During a period of 4 to 6 weeks the Higher SS and Police Leader never carried out the order. But he then received a severe reprimand from Himmler, and from that time on he was obliged to deal with the Dutch who had been arrested for sabotage or illegal activities, and had to judge them according to his own jurisdiction, shooting them when necessary. One can account in this way for the shootings on a larger scale, but I do not believe that there were as many as 4,000. As often as I could, I urged the Security Police to be most careful in carrying out this order, but I never received any reports on the individual cases. I had the impression that there were perhaps 600 to 700.
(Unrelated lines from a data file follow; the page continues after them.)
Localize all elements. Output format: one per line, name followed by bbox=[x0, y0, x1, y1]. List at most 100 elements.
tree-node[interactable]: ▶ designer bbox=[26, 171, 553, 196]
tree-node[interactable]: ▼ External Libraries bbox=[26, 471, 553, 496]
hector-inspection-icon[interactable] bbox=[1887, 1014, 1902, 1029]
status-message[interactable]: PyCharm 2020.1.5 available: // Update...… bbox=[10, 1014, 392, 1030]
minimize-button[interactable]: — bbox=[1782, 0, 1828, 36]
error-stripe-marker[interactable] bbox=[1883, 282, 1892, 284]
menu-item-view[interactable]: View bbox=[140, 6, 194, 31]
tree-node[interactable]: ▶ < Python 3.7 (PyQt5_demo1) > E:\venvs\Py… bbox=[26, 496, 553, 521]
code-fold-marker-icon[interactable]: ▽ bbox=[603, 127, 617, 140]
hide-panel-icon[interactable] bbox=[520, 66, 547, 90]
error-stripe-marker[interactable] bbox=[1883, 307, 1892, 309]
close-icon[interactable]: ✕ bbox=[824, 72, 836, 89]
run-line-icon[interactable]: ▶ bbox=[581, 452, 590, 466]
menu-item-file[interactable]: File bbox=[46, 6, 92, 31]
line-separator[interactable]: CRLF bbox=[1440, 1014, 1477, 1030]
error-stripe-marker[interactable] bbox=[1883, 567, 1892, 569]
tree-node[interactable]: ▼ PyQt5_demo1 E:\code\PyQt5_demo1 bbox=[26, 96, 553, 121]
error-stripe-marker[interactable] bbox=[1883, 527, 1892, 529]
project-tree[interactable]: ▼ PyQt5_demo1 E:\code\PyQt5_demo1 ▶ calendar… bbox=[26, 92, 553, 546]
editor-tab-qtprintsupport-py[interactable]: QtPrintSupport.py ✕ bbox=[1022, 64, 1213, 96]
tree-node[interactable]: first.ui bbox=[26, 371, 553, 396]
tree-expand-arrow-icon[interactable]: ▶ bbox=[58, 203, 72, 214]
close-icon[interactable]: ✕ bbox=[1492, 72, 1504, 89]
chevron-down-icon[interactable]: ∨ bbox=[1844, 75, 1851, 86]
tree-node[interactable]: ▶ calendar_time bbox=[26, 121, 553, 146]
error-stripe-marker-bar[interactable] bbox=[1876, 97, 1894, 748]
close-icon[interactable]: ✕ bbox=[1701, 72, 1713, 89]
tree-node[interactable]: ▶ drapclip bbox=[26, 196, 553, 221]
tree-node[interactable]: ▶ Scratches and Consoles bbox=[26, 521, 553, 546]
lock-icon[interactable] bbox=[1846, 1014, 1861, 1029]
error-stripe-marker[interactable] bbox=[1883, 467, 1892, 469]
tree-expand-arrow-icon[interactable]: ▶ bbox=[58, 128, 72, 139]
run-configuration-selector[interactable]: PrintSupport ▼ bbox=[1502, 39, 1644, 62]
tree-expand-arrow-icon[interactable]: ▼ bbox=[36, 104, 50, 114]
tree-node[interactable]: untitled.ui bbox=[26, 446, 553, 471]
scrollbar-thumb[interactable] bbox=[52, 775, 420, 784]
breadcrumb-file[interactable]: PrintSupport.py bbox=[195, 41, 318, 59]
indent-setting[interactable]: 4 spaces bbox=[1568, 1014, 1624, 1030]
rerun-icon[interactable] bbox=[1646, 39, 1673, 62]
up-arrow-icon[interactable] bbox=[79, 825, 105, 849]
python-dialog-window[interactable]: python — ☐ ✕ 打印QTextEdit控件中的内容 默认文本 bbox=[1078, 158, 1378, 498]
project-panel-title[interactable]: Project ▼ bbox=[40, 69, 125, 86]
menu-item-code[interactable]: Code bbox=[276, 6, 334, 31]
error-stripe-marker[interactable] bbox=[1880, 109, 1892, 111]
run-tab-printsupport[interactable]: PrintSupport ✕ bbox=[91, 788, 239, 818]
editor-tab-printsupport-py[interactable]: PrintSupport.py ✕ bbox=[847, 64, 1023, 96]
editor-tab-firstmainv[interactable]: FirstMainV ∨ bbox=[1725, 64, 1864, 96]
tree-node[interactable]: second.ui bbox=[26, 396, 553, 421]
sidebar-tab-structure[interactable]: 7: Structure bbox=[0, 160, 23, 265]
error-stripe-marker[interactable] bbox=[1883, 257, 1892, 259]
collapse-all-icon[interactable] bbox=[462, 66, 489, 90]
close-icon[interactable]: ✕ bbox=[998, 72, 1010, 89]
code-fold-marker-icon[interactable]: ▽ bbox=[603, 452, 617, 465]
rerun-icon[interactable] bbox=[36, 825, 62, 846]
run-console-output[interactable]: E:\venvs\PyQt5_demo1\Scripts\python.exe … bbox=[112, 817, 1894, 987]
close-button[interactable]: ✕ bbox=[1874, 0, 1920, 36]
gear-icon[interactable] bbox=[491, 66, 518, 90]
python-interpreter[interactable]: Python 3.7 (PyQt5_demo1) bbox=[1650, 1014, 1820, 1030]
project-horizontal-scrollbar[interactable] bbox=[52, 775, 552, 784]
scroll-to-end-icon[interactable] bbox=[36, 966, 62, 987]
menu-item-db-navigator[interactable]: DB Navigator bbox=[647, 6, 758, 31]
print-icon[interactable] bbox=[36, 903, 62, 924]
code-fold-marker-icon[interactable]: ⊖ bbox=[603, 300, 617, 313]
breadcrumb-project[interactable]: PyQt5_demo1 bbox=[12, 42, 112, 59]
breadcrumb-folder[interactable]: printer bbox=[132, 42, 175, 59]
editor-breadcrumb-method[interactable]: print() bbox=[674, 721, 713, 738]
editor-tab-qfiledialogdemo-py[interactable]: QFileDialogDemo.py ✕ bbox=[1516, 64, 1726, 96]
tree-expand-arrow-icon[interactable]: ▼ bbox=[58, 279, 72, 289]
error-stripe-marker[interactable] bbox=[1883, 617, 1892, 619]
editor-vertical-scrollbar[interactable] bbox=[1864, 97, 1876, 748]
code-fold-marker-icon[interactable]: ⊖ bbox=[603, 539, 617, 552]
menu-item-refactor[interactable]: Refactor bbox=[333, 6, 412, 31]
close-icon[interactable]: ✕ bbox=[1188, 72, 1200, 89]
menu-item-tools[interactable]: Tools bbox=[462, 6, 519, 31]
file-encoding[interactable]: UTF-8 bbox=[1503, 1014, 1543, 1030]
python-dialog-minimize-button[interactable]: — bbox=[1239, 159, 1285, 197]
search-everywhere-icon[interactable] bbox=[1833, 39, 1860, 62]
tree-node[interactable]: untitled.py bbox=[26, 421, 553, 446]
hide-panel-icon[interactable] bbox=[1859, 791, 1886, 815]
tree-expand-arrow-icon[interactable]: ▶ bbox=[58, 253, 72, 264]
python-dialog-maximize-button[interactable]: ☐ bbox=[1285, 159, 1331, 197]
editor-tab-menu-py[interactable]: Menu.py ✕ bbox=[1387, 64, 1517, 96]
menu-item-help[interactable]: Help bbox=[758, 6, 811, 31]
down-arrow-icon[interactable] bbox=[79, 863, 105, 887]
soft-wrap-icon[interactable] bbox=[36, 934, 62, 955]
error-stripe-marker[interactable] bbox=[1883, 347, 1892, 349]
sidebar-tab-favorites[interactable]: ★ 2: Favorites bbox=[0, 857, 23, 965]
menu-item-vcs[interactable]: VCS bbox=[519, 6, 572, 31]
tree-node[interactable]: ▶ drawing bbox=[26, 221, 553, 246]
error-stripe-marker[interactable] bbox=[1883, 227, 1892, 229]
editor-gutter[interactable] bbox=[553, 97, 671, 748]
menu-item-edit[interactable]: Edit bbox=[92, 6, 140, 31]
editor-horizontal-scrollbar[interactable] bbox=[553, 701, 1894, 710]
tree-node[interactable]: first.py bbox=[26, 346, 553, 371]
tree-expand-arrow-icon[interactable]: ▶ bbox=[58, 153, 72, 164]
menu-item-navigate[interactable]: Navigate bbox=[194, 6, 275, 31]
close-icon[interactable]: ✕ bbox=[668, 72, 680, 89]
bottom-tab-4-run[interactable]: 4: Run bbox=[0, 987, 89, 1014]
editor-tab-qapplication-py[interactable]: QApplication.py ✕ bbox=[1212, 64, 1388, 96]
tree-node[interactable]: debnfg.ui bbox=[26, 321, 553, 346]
DR. STEINBAUER: If I understood you correctly, then this was a police affair, which was directly...

SEYSS-INQUART: At all events it no longer came under my authority or influence. But if, at that time, I gave the Security Police orders to check up on an illegal movement somewhere, I nevertheless had to realize that some Dutchman or other, who was discovered to be the leader of such a movement, would be shot by the Police without the courts or myself being able to investigate the case. But then I could not desist from safeguarding the security of the occupational authorities, because the Führer decree had been issued.

DR. STEINBAUER: I now come to the chapter of finance. A document has been presented here where a certain Mr. Trip announces his resignation. Who was this gentleman?

SEYSS-INQUART: Mr. Trip was the President of the Bank of the Netherlands—that is to say, the bank of issue—and he was also the General Secretary for Finance. I think he can readily be considered one of the world’s leading banking experts. He is an outstanding personality and one of the men described today as a Dutch patriot.

DR. STEINBAUER: He was also General Secretary for Finance, was he not?

SEYSS-INQUART: Yes. Until March 1941 he was the General Secretary for Finance. In my first speech to the general secretaries I said that I would not ask any general secretary to do anything that was contrary to his conscience. If he thought that there was something he felt he could not do, then he could resign without any harm to himself. I said that all I asked was that he carry out my orders loyally as long as he remained in office. Mr. Trip was in office until March 1941, and then he resigned because there was something he refused to carry out. He did this without the slightest disadvantage to himself.

DR. STEINBAUER: Who was his successor?

SEYSS-INQUART: I should like to say that what Mr. Trip carried out until March 1941 is, in my opinion, justifiable in every respect. Otherwise he most certainly would not have done it.

His successor was Mr. Rost van Tonningen. Rost van Tonningen was a League of Nations Commissioner in Austria who there had had tasks similar to those I gave him in the Netherlands.